Lauren and Robin RIP
There have been a couple of high profile deaths this week of people who, although not musicians,were major stars and definitely worthy of a mention and the raising of a glass on The Vinyl Word.
I was quite a fan of Lauren Bacall, whose early films with Humphrey Bogart showed her at her smouldering best.Her husky voice and sultry good looks meant that she made an unforgettable film debut in To Have And Have Not and followed this with three further movies co-starring with her soon to be husband - The Big Sleep, Dark Passage and Key Largo. Later films included How To Marry A Millionaire, North West Frontier and Murder On The Murder Express and remained a major movie star until her death, aged 89.
Much has been written about the depression suffered by Robin Williams which eventually led to his suicide at the age of 63. He was certainly a funny man and an impressive actor, first in Mork and Mindy and later in such hit films as Good Morning Vietnam, Dead Poets Society, Good Will Hunting and Mrs Doubtfire. Yet there was always a manic edge to his performance which seemed on the verge of exploding into something uncontrollable. He will be missed.
There have been a couple of deaths in the music world which deserve a mention as well.
Henry Stone, who was 93, may not be a household name, but many of the soul and disco acts that he recorded and produced in his Miami recording studio are. His career began in the late 1940s and in 1951 he recorded a young Ray Charles on St Pete Florida Blues, before having success with The
Charms' Hearts Of Stone, released on De-Luxe. His own labels included Dade (with Latimore's early recordings), Alston (co-owned with Steve Alaimo, which had success with Betty Wright's Clean Up Woman) and Glades, which enjoyed success with Timmy Thomas and Latimore's biggest records.. His most successful label was TK which had enormous disco success with former warehouse worker KC and the Sunshine Band. Stone was known as the King of the Transhippers through his Miami-based Tone distribution company and had an arrangement with Jerry Wexler, who wrote a glowing tribute, which is covered in full in John Broven's Record Makers and Breakers.

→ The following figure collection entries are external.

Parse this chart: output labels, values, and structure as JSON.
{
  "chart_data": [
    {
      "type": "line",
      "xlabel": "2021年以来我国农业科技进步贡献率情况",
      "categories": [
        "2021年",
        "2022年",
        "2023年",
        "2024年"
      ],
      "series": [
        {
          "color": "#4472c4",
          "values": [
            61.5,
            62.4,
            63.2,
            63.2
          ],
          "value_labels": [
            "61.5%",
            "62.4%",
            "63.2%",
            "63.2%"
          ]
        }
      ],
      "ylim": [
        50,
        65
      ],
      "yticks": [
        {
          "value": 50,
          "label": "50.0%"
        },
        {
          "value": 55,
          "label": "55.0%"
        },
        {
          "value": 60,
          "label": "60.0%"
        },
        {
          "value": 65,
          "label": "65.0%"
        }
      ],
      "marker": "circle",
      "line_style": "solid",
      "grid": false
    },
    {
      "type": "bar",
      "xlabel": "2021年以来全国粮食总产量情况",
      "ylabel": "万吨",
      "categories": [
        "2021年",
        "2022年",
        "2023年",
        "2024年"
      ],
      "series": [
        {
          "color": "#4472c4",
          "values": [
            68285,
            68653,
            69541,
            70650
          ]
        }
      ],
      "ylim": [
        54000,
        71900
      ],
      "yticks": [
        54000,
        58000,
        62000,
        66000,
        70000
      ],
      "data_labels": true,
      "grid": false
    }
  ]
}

The Vinyl Word also raises a glass to New Orleans-born drummer Idris Mohammed, who was 74. Although primarily a jazz man, playing with the likes of Lou Donaldson and Pharaoh Sanders, he made his first mark by playing drums on Fats Domino's 1956 hit Blueberry Hill. And, following prompting from my son, comedienne Dora Bryan, whose sole contribution to the world of music was the dire All I Want For Christmas Is A Beatle in 1963.